Episodes of hypotension, hypertension, bradycardia and tachycardia will be recorded.
Intraoperative hypertension (defined as SBP greater than 120% of the baseline or > 140
mmhg) will be managed by stopping temporarily drug infusion. The infusion is resumed when
blood pressure return to < 120% of the SBP baseline).
Postspinal hypotension (defined as decreased SBP less than 80% of the baseline or SBP< 90
mmhg reading during the period from intrathecal injection to delivery of the fetus) will
be managed by increasing vasopressor infusion dose according to study protocol infusion
above. In case of persistant postspinal hypotension despite increasing vasopressor doses,
it's will be managed by 2-ml bolus of the infusion which correspond for parturients with
NE infusion to 8µg and those with PHE to 50 μg. Additional vasopressor bolus will be
given if SBP did not respond to the first dose within 2 min despite continuing the
infusion.
In case of persistence of hypotension, A rescue bolus of at least ephedrine 6 mg is
recommended, and repeated according to the severity and persistence of the hypotension.
After delivery and in the absence of hemorrhage, the vasopressor flow rate will be
reduced in steps of 20 mL∙h-1, while maintaining an SBP >80% of baseline, a minimum delay
of 5 minutes between 2 flow reductions is recommended to avoid secondary hypotension.
Intraoperative bradycardia (defined as heart rate less than 60 beats per minute without
hypotension will be managed by stopping the vasopressor infusion.
If bradycardia is associated with hypotension, the patient will be managed by IV
ephedrine 9 mg.

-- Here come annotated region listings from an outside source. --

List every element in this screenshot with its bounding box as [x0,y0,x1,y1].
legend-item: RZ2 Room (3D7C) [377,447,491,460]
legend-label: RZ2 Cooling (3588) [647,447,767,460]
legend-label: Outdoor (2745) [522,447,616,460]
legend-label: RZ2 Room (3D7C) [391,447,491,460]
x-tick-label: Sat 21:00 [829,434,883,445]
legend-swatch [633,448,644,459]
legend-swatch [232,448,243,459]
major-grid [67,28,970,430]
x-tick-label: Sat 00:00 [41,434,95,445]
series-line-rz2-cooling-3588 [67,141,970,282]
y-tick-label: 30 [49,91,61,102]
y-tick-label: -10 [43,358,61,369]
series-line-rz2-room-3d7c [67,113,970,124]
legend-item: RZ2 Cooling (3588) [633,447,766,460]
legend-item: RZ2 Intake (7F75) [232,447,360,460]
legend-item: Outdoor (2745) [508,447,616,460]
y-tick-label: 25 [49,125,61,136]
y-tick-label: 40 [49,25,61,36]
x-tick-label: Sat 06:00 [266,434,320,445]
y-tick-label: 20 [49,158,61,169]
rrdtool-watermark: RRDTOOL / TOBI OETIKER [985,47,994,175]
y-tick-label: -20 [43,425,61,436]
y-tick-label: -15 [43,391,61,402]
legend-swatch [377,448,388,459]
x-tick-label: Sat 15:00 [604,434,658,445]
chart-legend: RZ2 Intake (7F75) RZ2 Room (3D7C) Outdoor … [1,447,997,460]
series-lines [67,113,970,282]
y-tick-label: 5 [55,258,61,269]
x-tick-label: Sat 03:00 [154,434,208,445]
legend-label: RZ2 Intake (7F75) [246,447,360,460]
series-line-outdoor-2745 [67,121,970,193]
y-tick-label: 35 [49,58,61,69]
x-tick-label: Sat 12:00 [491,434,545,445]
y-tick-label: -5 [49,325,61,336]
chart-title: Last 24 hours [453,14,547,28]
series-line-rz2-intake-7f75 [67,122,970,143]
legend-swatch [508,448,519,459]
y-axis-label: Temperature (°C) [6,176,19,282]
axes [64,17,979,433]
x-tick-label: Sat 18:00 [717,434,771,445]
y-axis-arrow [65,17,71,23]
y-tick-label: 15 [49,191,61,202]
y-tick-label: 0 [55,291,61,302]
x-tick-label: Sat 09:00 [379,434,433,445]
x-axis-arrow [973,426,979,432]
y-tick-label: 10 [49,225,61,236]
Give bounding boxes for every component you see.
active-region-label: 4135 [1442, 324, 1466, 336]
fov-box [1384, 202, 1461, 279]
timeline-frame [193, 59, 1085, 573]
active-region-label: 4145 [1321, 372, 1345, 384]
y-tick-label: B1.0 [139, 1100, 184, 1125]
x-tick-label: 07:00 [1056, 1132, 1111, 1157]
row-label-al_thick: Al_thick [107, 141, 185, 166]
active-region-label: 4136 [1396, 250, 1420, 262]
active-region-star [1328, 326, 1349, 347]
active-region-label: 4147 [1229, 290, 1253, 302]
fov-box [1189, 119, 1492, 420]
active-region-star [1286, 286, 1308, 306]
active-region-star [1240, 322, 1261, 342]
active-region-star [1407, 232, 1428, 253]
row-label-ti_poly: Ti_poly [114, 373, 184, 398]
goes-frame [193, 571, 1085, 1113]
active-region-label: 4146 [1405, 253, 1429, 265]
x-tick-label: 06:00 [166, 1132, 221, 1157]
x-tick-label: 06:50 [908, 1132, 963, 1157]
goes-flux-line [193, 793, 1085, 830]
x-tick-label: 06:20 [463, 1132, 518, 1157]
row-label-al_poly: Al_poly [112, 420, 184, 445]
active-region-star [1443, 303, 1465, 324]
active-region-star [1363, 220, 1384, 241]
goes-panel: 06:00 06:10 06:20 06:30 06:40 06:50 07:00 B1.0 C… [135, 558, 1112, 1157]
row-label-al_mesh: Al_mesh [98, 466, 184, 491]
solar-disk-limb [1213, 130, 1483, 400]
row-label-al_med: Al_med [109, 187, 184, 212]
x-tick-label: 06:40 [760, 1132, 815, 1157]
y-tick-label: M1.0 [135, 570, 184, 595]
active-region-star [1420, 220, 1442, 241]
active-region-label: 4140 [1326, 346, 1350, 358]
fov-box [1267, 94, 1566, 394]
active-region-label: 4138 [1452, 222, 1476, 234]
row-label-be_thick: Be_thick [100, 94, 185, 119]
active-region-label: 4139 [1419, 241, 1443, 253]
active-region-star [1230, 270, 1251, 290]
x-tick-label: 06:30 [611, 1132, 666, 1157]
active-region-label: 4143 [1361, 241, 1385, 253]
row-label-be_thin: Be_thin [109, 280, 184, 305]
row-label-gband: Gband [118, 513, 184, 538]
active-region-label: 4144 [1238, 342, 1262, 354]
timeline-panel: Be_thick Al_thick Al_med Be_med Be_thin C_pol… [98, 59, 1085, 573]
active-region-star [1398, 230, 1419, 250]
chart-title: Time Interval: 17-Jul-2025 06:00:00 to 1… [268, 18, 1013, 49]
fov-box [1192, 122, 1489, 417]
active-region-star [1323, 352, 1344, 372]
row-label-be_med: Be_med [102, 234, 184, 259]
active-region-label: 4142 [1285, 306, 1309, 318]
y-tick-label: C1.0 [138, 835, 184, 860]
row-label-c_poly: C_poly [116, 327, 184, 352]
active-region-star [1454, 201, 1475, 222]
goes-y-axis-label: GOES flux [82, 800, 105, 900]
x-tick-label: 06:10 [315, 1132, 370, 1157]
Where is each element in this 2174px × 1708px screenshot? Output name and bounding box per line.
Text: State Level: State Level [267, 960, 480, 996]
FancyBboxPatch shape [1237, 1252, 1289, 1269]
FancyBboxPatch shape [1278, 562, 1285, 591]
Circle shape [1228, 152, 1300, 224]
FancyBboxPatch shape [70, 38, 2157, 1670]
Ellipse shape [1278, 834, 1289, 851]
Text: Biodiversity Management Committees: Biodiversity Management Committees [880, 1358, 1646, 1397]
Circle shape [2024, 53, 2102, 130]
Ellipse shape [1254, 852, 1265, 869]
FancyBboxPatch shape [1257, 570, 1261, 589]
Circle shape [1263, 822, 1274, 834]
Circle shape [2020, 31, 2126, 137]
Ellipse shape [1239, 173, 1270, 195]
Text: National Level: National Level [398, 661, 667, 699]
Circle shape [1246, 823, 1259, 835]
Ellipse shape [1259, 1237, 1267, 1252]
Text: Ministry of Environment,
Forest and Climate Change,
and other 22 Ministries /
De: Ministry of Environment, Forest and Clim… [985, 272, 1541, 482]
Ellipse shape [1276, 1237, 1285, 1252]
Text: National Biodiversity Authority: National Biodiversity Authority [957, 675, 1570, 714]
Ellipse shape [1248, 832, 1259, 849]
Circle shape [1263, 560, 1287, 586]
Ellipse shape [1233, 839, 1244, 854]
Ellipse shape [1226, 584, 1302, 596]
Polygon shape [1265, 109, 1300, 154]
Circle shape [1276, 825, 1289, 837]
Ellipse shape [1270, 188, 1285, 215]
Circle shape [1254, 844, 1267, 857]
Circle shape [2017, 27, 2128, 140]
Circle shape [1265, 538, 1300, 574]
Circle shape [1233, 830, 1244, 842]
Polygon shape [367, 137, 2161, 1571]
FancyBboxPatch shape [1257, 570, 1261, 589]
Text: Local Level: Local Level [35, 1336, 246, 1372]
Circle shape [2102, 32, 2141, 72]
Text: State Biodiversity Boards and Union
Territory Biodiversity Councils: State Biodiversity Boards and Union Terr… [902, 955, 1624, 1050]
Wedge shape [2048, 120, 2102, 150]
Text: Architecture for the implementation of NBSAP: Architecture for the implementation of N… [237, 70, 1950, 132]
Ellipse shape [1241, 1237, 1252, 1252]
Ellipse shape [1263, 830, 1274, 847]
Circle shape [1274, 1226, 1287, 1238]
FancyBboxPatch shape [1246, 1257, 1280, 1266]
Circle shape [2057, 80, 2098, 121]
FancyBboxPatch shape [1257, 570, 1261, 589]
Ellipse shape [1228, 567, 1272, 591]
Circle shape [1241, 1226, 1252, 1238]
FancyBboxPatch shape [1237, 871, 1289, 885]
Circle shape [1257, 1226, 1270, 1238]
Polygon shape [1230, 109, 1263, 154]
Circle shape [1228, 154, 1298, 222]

If bradycardia persist or decrease below 50 beats/min after the previous
measures, an IV atropine bolus (0.5 mg) should be given.
Umbilical arterial blood (UA) will be sampled from a double-clamped segment of umbilical
cord by using arterial blood gas syringes. Within 20 min after clamping, umbilical blood
gas will be analyzed with a bedside Blood gas Analyzer System.